Dica do especialista

Mãetamorfose no Divã: Mordida Escolar

6 nov de 2013 comentários
Adoro apresentar Tags novas no pedaço, e quando vem acompanhada de uma profissional super antenada e leitora do blog  há algum tempo, melhor ainda! A Psicóloga, Amanda Pessoal de Melo, conhece o Mãetamorfose muito bem. Sabe a nossa linguagem, acompanha as minhas principais dúvidas, e consequentemente, das outras mamães também. Seja Bem-vinda, Amanda! E faça bom uso do nosso #mãetamorfosenodivã. 🙂
Beijos
Bruna
Nenhum pai ou mãe gosta de saber que seu filho foi mordido na escola, afinal não é fácil ver seu filho machucado, desprotegido, marcado pelos dentes de um colega. É normal ficar chateado, magoado, assim como os pais da criança que mordeu ficam muitas vezes constrangidos, com vergonha da situação que o filho causou.
A escola é culpada? Foi falta de cuidado? Na maioria dos casos a instituição escolar não tem culpa. Ás vezes acidentes acontecem com as crianças em casa ao olhar dos próprios pais e familiares, por que não pode acontecer na escola onde se tem em média 18 alunos por sala para uma professora e auxiliar darem conta? Lógico que a escola, assim como os profissionais dela vão tentar ao máximo evitar acidentes e que a criança se machuque, mas pode acontecer.

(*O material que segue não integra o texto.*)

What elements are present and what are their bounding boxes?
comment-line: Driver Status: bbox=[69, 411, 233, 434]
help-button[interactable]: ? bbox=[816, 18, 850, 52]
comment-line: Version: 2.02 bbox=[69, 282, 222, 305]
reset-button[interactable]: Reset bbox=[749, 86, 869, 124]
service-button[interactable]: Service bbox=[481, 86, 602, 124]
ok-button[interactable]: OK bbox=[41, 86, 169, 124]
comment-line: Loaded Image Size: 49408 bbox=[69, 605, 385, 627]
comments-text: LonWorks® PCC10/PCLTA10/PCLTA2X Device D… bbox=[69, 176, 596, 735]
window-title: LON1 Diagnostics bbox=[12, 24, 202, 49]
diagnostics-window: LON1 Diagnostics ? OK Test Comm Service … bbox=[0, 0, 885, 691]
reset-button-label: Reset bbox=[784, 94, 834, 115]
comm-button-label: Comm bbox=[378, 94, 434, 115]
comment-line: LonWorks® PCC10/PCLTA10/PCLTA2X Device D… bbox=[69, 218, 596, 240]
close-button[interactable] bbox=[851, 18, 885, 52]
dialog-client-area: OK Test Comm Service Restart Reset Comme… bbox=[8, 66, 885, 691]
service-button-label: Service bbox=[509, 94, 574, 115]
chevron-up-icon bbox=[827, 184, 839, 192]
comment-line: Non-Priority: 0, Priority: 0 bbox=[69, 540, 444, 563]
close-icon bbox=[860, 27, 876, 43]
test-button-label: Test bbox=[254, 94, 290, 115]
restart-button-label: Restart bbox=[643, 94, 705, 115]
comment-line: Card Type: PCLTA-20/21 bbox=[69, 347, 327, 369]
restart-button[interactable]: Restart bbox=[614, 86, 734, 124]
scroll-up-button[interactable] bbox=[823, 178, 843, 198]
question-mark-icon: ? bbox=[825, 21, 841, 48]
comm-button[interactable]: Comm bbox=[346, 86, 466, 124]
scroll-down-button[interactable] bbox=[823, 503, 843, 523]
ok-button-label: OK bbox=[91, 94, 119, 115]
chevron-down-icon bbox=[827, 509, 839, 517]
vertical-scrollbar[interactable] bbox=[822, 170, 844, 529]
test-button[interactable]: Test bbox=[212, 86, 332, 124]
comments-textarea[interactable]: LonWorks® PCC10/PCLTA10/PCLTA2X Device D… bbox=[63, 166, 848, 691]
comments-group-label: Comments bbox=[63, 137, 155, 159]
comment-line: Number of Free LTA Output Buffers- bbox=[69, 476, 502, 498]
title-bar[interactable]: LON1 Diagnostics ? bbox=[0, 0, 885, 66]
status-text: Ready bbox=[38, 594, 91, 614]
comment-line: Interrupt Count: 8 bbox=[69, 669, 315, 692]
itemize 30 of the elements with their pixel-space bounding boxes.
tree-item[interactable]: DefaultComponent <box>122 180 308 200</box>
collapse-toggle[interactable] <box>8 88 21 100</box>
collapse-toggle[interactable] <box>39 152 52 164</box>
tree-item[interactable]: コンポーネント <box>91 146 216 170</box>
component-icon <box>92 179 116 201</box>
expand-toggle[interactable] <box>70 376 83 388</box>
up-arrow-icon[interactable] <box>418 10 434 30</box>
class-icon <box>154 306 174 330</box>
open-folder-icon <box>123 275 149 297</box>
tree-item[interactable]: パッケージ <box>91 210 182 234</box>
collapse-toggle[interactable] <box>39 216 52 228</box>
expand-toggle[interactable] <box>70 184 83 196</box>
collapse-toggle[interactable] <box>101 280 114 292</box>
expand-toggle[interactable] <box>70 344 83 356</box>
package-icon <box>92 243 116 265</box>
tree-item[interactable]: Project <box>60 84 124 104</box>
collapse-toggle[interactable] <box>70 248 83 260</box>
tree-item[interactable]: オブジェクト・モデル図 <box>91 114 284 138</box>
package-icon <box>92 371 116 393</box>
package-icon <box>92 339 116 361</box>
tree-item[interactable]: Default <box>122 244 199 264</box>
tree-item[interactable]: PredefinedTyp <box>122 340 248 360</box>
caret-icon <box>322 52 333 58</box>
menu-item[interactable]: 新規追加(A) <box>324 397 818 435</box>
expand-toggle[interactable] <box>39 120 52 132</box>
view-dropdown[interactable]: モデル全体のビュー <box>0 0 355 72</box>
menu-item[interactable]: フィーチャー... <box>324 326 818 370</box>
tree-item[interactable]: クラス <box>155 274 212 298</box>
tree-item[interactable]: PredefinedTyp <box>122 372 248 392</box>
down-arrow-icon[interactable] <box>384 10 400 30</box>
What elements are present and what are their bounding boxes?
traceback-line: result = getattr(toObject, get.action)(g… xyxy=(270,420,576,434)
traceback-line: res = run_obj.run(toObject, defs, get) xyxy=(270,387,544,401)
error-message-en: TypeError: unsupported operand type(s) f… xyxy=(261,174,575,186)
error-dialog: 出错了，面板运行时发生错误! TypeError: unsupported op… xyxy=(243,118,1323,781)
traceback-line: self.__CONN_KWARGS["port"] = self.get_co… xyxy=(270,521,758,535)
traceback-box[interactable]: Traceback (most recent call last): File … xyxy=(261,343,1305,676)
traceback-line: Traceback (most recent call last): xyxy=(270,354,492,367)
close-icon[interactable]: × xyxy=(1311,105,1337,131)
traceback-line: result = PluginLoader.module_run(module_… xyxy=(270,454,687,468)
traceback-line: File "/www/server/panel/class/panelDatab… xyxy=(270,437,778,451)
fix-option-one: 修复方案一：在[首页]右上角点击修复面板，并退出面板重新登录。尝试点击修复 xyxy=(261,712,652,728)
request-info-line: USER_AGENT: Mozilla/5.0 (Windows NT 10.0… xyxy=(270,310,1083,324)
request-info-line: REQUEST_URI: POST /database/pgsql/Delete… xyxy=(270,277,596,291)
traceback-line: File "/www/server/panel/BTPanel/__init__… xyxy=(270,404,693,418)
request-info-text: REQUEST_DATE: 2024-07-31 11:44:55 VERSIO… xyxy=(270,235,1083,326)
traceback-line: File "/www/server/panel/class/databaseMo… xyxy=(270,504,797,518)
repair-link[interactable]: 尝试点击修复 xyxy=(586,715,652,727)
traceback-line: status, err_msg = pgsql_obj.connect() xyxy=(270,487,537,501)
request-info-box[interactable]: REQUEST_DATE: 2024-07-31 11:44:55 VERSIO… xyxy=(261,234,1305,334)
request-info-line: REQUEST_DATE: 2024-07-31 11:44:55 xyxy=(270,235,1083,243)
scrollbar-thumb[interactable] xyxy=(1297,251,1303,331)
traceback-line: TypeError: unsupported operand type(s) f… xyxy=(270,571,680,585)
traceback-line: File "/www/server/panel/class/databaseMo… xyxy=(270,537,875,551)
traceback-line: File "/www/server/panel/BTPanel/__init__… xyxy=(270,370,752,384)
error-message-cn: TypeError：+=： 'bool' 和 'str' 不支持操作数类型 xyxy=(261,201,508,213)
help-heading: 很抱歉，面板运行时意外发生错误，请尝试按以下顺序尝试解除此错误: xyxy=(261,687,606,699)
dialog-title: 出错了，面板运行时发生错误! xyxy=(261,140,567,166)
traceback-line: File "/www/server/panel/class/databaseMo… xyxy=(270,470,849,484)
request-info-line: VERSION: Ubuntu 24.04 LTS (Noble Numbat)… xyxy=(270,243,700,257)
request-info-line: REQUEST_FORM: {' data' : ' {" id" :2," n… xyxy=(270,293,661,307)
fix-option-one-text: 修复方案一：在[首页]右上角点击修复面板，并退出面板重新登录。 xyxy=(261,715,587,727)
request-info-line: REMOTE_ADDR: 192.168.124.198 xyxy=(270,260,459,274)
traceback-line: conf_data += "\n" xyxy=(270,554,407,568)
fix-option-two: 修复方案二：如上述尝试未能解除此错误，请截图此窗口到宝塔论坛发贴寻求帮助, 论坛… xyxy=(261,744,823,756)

A mordida escolar é muito comum em salas de crianças com a faixa etária de dois anos. De acordo com Sigmund Freud essa fase oral faz parte do desenvolvimento psicossexual da criança e acontece desde o nascimento até por volta dos dois anos de idade. Nessa fase a criança tem a boca como fonte de prazer e de se expressar, e tudo que pega leva a essa região, seja pra sugar, lamber, morder, chupar. Conforme vai crescendo outras áreas do corpo vão se desenvolvendo. Então, quando a criança vivencia frustração, ansiedade, dor, angústia, ela utiliza a boca para demonstrar esses sentimentos e acaba mordendo. É forma que a criança encontra de se comunicar e expressar, afinal nessa idade ela ainda não tem o domínio da linguagem.
As mordidas fazem parte do desenvolvimento de criança e ela irá utilizar esse meio para se comunicar, se expressar. É importante ressaltar que cada criança é única, não podemos comparar uma criança com outra, cada uma vai vivenciar essa fase oral de um jeito, por isso algumas crianças mordem e outras não, mas acreditem, todas passam pela fase oral, mas cada uma a sua maneira.
Os motivos de uma mordida podem ser variados, os mais comuns são: brigas por brinquedos, ciúmes, chamar atenção, problemas familiares que a criança esteja passando em casa, defesa de algo que o colega fez.
O que se deve fazer quando seu filho é mordido? Dá vontade de brigar com a criança que mordeu, chamar os pais da criança mordedora e dizer algumas coisas, culpar a escola, enfim, o melhor é refletir e trazer o acontecimento como forma de aprendizado para si e para seu filho. Nunca, JAMAIS, fale para a criança que foi mordida revidar, pois você estará reforçando um comportamento negativo. A melhor forma de lidar com isso é conversando com seu filho para entender a situação, se ele fez algo antes que possa ter levado o colega a morder e até mesmo para reforçar que morder dói e que ele nunca faça isso com outra criança, pois machuca. Ir à escola e conversar com a professora, para saber como foi que aconteceu se é uma criança que anda mordendo ou se foi um caso isolado. A escola deve comunicar a família da criança mordedora para que junto com a instituição seja observado o comportamento para ver se foi um caso isolado ou se foi algo rotineiro, e assim investigar os motivos para ajudar da melhor forma possível. A escola deve mediar às relações entre as crianças e seus familiares para minimizar os sentimentos negativos.
A professora também deve aproveitar o ocorrido para conversar com os alunos em sala, dizer que morder machuca, que não pode morder o colega, ensinar outros meios para a criança conseguir o que quer ou expressar-se (“se você não gostou do que ele fez, vamos dizer isso a ele” ou “você quer o brinquedo? Vamos pedir a ele”), ensinar regras de convivência. O adulto mediador da situação tem que procurar transformar a atitude corporal em uma atitude mediada pela linguagem.
Apesar da mordida ser de ordem natural do desenvolvimento da criança, em alguns casos se tornam frequentes e podem indicar problemas emocionais, nesse caso é importante buscar a ajuda de um psicólogo para investigar o que pode estar acontecendo.